Let me see if I can remember my spring breaks...

Year 1) Go back to my parent's house for a week because I can't afford to go anywhere.
Year 2) Go back to my parent's house for a week because I can't afford to go anywhere.
Year 3) I live in married housing now, so I stay there all week and just not going to class. But working extra hours so I'm not as poor.
Year 4) Go apartment hunting in Rochester for my new job that I'll be starting in a few months. Get stuck in a blizzard coming back and have to pull off the road and stay in a podunk town, where all the restaurants have closed.

So no, not everyone spends it on the beach drinking.


----------



## MAGIK (Apr 5, 2009)

Bomber said:


> Is Spring Break really _that_ big in America? I know TV exaggerates a lot, but really?

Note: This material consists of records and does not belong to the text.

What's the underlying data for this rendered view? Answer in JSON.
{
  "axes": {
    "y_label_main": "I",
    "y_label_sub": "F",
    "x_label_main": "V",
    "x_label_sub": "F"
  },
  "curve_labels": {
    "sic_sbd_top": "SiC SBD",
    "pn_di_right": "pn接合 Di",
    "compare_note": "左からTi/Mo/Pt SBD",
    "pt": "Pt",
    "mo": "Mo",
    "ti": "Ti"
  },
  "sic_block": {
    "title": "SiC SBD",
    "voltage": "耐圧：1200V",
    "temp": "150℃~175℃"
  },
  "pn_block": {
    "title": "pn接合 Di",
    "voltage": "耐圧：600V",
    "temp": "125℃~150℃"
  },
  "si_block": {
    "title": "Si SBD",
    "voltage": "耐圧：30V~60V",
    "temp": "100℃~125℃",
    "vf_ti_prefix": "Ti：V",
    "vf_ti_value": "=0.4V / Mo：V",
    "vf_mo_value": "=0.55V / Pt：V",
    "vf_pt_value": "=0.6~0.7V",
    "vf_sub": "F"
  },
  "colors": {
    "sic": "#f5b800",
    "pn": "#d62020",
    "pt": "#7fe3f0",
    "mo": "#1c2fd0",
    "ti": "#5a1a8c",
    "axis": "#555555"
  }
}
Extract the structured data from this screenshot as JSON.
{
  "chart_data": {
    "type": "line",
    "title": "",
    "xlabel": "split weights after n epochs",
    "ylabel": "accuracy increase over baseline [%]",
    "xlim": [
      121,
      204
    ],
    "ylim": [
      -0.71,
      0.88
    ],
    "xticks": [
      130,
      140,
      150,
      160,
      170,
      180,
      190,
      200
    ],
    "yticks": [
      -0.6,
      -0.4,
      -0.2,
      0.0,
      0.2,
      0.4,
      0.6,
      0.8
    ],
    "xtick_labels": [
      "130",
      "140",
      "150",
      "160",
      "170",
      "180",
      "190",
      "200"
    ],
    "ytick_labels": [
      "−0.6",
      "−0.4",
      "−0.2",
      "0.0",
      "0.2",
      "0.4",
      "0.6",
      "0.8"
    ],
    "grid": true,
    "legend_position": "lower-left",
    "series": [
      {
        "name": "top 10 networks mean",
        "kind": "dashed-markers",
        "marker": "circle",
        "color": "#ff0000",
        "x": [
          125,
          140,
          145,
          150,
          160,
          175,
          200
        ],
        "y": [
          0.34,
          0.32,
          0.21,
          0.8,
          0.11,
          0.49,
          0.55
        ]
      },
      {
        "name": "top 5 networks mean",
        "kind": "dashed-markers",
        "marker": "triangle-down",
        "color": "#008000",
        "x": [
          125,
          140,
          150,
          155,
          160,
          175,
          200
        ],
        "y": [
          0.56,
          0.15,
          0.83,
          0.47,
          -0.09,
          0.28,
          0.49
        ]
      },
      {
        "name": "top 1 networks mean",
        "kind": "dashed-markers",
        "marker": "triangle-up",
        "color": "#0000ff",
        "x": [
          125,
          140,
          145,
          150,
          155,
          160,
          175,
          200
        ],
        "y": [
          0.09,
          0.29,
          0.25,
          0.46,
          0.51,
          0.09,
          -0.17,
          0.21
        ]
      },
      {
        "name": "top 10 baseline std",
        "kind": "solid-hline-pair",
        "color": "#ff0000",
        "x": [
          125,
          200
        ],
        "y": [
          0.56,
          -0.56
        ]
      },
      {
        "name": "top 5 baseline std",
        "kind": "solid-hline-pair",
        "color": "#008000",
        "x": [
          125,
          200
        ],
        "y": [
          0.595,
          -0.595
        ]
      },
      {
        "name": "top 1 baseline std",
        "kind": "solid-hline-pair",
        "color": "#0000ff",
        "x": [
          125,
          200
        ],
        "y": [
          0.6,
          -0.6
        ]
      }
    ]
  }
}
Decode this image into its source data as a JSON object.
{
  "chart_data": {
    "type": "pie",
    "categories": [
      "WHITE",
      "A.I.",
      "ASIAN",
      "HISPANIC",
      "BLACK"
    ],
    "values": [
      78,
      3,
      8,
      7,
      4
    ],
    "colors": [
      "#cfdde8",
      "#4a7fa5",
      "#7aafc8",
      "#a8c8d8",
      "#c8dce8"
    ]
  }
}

maybe not for ppl like YOU who mite not have a life but for those of us that have girls and friends IT IS!!!


----------



## lalalala (Apr 5, 2009)

my spring break was a month ago. im have my easter break this week YAY


----------



## James Kobel (Apr 5, 2009)

MAGIK said:


> Bomber said:
> 
> 
> > Is Spring Break really _that_ big in America? I know TV exaggerates a lot, but really?
> ...



Neeeeeeeed...facepalm...noooooowww...*dies*


----------



## Chuberchuckee (Apr 5, 2009)

James Kobel said:


> MAGIK said:
> 
> 
> > Bomber said:
> ...


I shall save thee!


----------



## James Kobel (Apr 5, 2009)

Chuberchuckee said:


> James Kobel said:
> 
> 
> > MAGIK said:
> ...



I am reborn! Praise the Bob!


----------



## Ellis (Apr 5, 2009)

Vulosity said:


> Ellis said:
> 
> 
> > Vulosity said:
> ...



Yea but what I mean is... spring break would start when school ended on friday, right? Because you don't have to go to school again until spring break is over. The weekend is part of the break from school. This thread was started on friday, jcuber knows it was already spring break.

-ALSO can someone please answer why the default facepalms are always from star-trek? It just seems so random.


----------



## KubeKid73 (Apr 5, 2009)

Because:
1. Star Trek invented the facepalm
2. Star Trek ftw


----------